La secuencia final de Scorsese

El pasado martes, Martin Scorsese confesó en Marrakech que ha perdido el deseo por experimentar. El director de Malas calles, La última tentación de Cristo o Uno de los nuestros sugirió que se jubila. Ya no quiere lidiar con productores e inversores. Ni tener que convencerles. Tiene 71 años y prefiere descansar con la familia. Tras su última entrega, El lobo de Wall Street, solo promete un par de rodajes más. Al parecer, el próximo se titulará Silencio. También al parecer, podría coronar su carrera con un biopic sobre Sinatra y con película de gangsters protagonizada por Robert De Niro, según avanzó el actor hace un mes. Con su ritmo de trabajo (documentales y cortos al margen), en cinco años echará el telón. Si no se arrepiente antes de sus declaraciones.

El ajedrez de Scorsese

Scorsese dice que se ha cansado de experimentar.

La decisión de Scorsese cerraría una etapa en el cine americano. Muy similar a la que él mismo protagonizó en sus inicios, allá por los años 70. El bostezo del bienestar y el almohadón de lo fácil habían atrapado a Hollywood, poco dispuesto a los grandes fastos de las décadas anteriores. Nadie entraba ni salía de los platós. Era un círculo cerrado y polvoriento. Como ya sucediera en los 40 con el cine negro, solamente los jóvenes sin dinero se atrevían a probar nuevos diseños para el invento de los Lumière. Y en apenas trece años –entre Bonnie and Clyde (Arthur Penn, 1967) y Toro Salvaje (Scorsese, 1980), según acotó Peter Biskind en su imprescindible Moteros tranquilos, toros salvajes– su generación convulsionó el Séptimo Arte.

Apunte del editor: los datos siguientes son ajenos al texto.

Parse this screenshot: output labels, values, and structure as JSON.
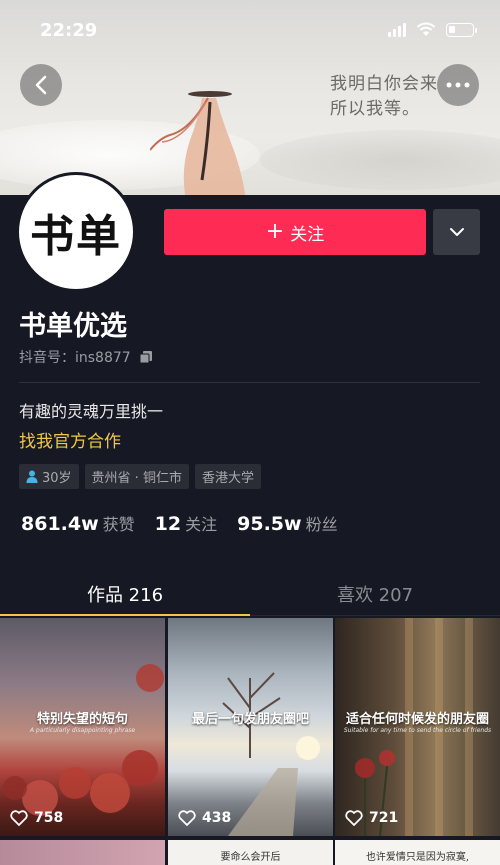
{
  "status_bar": {
    "time": "22:29"
  },
  "banner": {
    "poem_line1": "我明白你会来",
    "poem_line2": "所以我等。"
  },
  "profile": {
    "avatar_text": "书单",
    "name": "书单优选",
    "account_id": "抖音号：ins8877",
    "bio": "有趣的灵魂万里挑一",
    "cooperation_link": "找我官方合作",
    "follow_label": "关注",
    "tags": [
      {
        "icon": "person-icon",
        "label": "30岁"
      },
      {
        "label": "贵州省 · 铜仁市"
      },
      {
        "label": "香港大学"
      }
    ],
    "stats": [
      {
        "value": "861.4w",
        "label": "获赞"
      },
      {
        "value": "12",
        "label": "关注"
      },
      {
        "value": "95.5w",
        "label": "粉丝"
      }
    ]
  },
  "tabs": [
    {
      "label": "作品 216",
      "active": true
    },
    {
      "label": "喜欢 207",
      "active": false
    }
  ],
  "videos": [
    {
      "caption": "特别失望的短句",
      "subtitle": "A particularly disappointing phrase",
      "likes": "758"
    },
    {
      "caption": "最后一句发朋友圈吧",
      "subtitle": "",
      "likes": "438"
    },
    {
      "caption": "适合任何时候发的朋友圈",
      "subtitle": "Suitable for any time to send the circle of friends",
      "likes": "721"
    }
  ],
  "videos_row2": [
    {
      "caption": ""
    },
    {
      "caption": "要命么会开后"
    },
    {
      "caption": "也许爱情只是因为寂寞,"
    }
  ],
  "colors": {
    "accent": "#fe2c55",
    "highlight": "#f2c648",
    "background": "#161823"
  }
}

La onda expansiva fue perdiendo fuerza hasta hoy. Scorsese es el último de una estirpe que ha perdido a Penn, Robert Altman o John Cassavetes y que ha dejado que Steven Spielberg, George Lucas o Francis Ford Coppola se perdieran ellos solos. Solo Roman Polanski mantiene el pulso del neoyorquino de las gafas de culo de vaso, la mamma cocinera, los planos secuencia inacabables y los montajes electrizantes. Saber que no va a rodar más no hará sino obligarnos a ver una y otra vez sus películas, incluso Kundun, El cabo del miedo o El aviador, por citar sus calificaciones más bajas. Pero su aliento se enfría justo cuando los goznes del cine vuelven a chirriar. Con las majors adocenadas, con los guionistas en la televisión y con los soportes del cine en mutación hacia lo digital, necesariamente tiene que nacer otra generación. Rodar es más barato que nunca. Imaginar, tan barato como siempre. El cine no murió con Griffith, Hitchcock o Kubrick. Tampoco lo hará con Scorsese. Pero cómo le echaremos de menos.